Audio & Speech

FlowW2N: Whispered-to-Normal Speech Conversion via Flow-Matching

New AI model transforms whispered speech into normal voice using only synthetic data and 10-step inference.

Deep Dive

A research team including Fabian Ritter-Gutierrez, Pablo Peso Parada, and colleagues has developed FlowW2N, a novel AI system for whispered-to-normal speech conversion using conditional flow matching. The breakthrough addresses the fundamental challenge of reconstructing missing phonation from whispered input while preserving content and speaker identity, overcoming the traditional obstacles of temporal misalignment between whisper and voiced recordings and the scarcity of paired training data. The researchers' innovative approach trains exclusively on synthetic, time-aligned whisper-normal pairs while conditioning on domain-invariant features extracted from ASR embeddings.
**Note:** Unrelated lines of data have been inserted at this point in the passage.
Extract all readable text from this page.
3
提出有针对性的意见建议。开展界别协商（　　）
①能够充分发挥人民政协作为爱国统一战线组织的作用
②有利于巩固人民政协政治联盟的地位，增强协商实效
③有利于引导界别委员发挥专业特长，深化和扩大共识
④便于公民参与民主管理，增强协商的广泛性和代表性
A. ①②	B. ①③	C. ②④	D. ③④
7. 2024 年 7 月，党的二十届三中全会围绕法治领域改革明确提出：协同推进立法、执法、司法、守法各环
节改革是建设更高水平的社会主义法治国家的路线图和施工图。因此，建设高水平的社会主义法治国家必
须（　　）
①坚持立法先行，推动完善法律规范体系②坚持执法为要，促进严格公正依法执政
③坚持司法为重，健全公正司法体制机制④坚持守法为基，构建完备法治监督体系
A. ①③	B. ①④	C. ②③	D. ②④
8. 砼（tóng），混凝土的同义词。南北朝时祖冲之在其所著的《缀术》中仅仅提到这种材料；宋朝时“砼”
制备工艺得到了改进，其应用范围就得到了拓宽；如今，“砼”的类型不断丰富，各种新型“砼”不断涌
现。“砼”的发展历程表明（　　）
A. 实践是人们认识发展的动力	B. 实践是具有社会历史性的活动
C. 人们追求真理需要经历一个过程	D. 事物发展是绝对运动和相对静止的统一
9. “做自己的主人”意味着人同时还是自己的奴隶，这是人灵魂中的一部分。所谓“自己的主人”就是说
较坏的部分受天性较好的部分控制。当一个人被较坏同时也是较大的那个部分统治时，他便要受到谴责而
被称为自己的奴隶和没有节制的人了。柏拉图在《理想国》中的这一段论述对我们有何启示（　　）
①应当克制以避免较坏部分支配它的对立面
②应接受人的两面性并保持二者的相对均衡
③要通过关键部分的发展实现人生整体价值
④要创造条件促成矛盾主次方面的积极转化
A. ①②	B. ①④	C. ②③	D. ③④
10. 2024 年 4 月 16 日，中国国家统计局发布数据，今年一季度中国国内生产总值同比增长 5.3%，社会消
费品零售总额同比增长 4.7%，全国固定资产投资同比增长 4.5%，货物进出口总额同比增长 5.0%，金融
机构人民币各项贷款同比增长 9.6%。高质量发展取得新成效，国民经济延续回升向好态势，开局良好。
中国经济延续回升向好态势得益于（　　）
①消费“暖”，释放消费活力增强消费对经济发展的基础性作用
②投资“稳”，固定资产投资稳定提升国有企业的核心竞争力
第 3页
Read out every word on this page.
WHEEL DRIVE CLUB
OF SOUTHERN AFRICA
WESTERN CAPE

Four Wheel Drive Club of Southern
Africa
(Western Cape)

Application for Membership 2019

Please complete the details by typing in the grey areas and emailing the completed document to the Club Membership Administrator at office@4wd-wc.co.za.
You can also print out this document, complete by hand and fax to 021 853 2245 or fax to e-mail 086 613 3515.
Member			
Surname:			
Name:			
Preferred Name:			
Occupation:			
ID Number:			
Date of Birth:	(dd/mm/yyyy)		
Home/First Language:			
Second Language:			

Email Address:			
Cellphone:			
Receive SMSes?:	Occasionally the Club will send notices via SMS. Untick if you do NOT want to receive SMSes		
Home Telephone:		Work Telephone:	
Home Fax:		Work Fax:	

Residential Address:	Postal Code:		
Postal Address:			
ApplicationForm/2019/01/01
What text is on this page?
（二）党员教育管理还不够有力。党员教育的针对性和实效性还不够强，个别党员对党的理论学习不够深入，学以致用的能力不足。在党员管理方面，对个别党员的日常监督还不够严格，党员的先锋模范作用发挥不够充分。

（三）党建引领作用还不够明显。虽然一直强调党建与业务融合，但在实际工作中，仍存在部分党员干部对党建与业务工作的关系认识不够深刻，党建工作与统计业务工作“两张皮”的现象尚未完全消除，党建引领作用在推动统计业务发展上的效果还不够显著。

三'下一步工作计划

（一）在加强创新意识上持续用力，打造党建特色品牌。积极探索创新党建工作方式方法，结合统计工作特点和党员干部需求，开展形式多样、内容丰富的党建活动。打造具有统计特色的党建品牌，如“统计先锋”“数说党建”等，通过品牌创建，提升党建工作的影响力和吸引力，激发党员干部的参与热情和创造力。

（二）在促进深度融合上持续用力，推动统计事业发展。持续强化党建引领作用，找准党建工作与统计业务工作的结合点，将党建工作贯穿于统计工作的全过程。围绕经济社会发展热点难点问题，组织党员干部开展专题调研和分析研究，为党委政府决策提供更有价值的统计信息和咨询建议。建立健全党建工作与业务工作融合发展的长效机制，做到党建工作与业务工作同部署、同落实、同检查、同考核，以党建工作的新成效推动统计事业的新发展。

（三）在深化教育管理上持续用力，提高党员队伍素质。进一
The technical innovation lies in exploiting high-level ASR embeddings that demonstrate strong invariance between synthetic and real whispered speech, enabling the model to generalize to real whispers despite never observing them during training. The team developed a selection criterion optimizing both content informativeness and cross-domain invariance across ASR layers. FlowW2N achieves state-of-the-art intelligibility, reducing Word Error Rate by 26-46% relative to prior work on the CHAINS and wTIMIT datasets while using only 10 steps at inference. This represents a significant efficiency improvement over traditional methods and eliminates the need for real paired data collection, opening possibilities for medical applications, privacy-preserving communication, and assistive technologies.

Key Points
  • Achieves 26-46% reduction in Word Error Rate on CHAINS and wTIMIT datasets
  • Uses only synthetic training data and requires no real whisper-normal pairs
  • Performs conversion in just 10 inference steps for efficient deployment

Why It Matters

Enables new assistive technologies for speech disorders and private communication tools without requiring difficult-to-collect real whisper data.